Meet Pussy Riot, Russia's Punk Protesters


Meet Pussy Riot, Russia's Punk Protesters

Photograph by Denis Sinyakov/Landov

Pussy Riot is the latest sign that the kids, at least the ones in Russia, are not alright. The punk rock collective is fond of turning up in such public places in Moscow as Red Square and the Cathedral of Christ the Savior to perform songs about how much they hate Vladimir Putin. Members sport colorful skirts, leggings, and most important, masks—the better to protect their identities. Starting on April 19, a court will decide whether the band keeps rocking out or spends the next seven years in prison.

In February, members of the band, which had been formed in October, were arrested. Three of them, Maria Alyokhina, Nadezhda Tolokonnikova, and Ekaterina Samusevich, have been charged with “hooliganism” and now face prison. (None has admitted to belonging to Pussy Riot, so it’s possible that the police nabbed the wrong angry, young women.)

Apparently, it was the group’s recent performance at the cathedral that set off the Kremlin, which is closely allied with the Orthodox Church. It couldn’t have helped that Pussy Riot cranked up the volume just a few weeks before the presidential election, which to no one’s surprise was won by Putin. (This will be Putin’s second act at the Kremlin. He was president from 2000 to 2008 and then served as President Dmitry Medvedev’s prime minister. Late last year, the so-called Putin-Medvedev tandem announced, as expected, that in 2012 Medvedev would resign and Putin would run for president.) “Pussy Riot is really very much like Mikhail Khodorkovsky,” Mark Feygin, who serves on the group’s legal team, told Bloomberg Businessweek. Just like the former Yukos chief, who is now serving a seemingly endless prison term for defying the Kremlin, Pussy Riot was inherently destabilizing. “This is a very powerful, political symbol,” Feygin said.

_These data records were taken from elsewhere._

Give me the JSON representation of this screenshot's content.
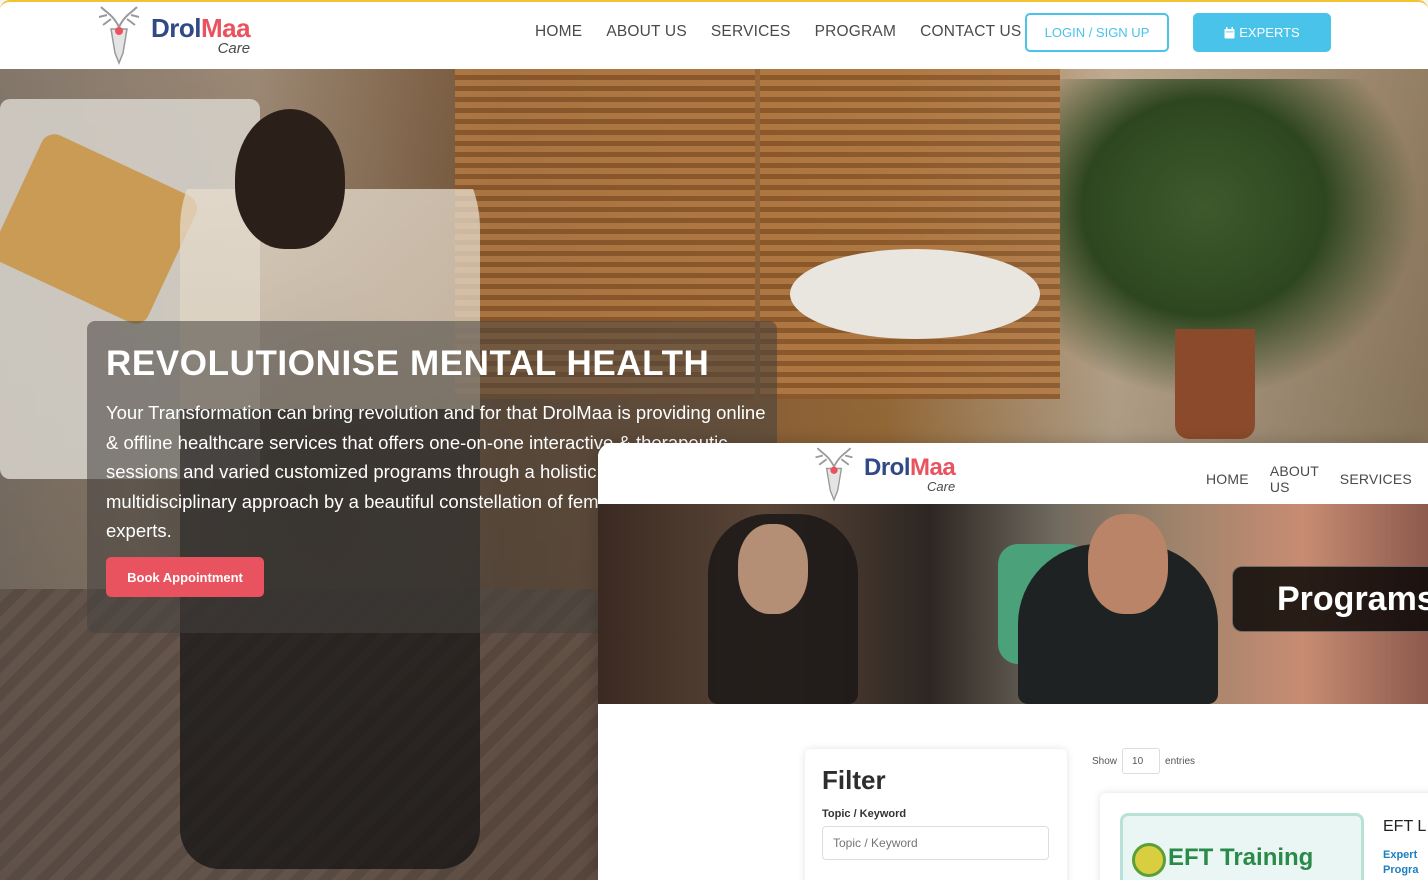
{
  "main_site": {
    "brand": {
      "name_part1": "Drol",
      "name_part2": "Maa",
      "subtitle": "Care"
    },
    "nav": {
      "items": [
        "HOME",
        "ABOUT US",
        "SERVICES",
        "PROGRAM",
        "CONTACT US"
      ]
    },
    "login_label": "LOGIN / SIGN UP",
    "experts_label": "EXPERTS",
    "hero": {
      "title": "REVOLUTIONISE MENTAL HEALTH",
      "text": "Your Transformation can bring revolution and for that DrolMaa is providing online & offline healthcare services that offers one-on-one interactive & therapeutic sessions and varied customized programs through a holistic and multidisciplinary approach by a beautiful constellation of female mental health experts.",
      "cta": "Book Appointment"
    }
  },
  "programs_site": {
    "brand": {
      "name_part1": "Drol",
      "name_part2": "Maa",
      "subtitle": "Care"
    },
    "nav": {
      "items": [
        "HOME",
        "ABOUT US",
        "SERVICES"
      ]
    },
    "banner_title": "Programs",
    "filter": {
      "title": "Filter",
      "topic_label": "Topic / Keyword",
      "topic_placeholder": "Topic / Keyword"
    },
    "entries": {
      "show": "Show",
      "value": "10",
      "suffix": "entries"
    },
    "program_card": {
      "thumb_title": "EFT Training",
      "name": "EFT L",
      "meta1": "Expert",
      "meta2": "Progra"
    }
  },
  "colors": {
    "accent_blue": "#49c3e9",
    "accent_pink": "#e8535f",
    "brand_navy": "#2f4a86"
  }
}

The rise of Pussy Riot is but one of many recent manifestations of public disapproval of the Kremlin. Discontent had been building for more than a year when demonstrations erupted in December after legislative elections whose results the authorities had clearly tampered with; widespread anger spearheaded by Russia’s youth focused on the United Russia party and its leader, Putin. Alexey Navalny, the most prominent opposition leader, is just 35. Among the more visible protest factions is FEMEN—which, like Pussy Riot, is an all-girl group that uses shock value to protest the regime. Unlike the punk-rock ensemble, members of FEMEN are known for taking off their tops and screaming angry, anti-Kremlin chants.

Pussy Riot puts on a solid show, but its music is hardly groundbreaking. The band’s sound has a characteristic Ramones vibe to it. Unlike their British and American forerunners, however, the Russian rockers have something very real to be angry about, starting with their own imprisonment. Punk rock icon Kathleen Hanna, who posted a video online voicing support for Pussy Riot, said: “These are the punk rock feminists that would be our friends if they lived down the corner, up the block, in our neighborhood, around Bushwick—wherever. These would be the cool girls we hung out with.”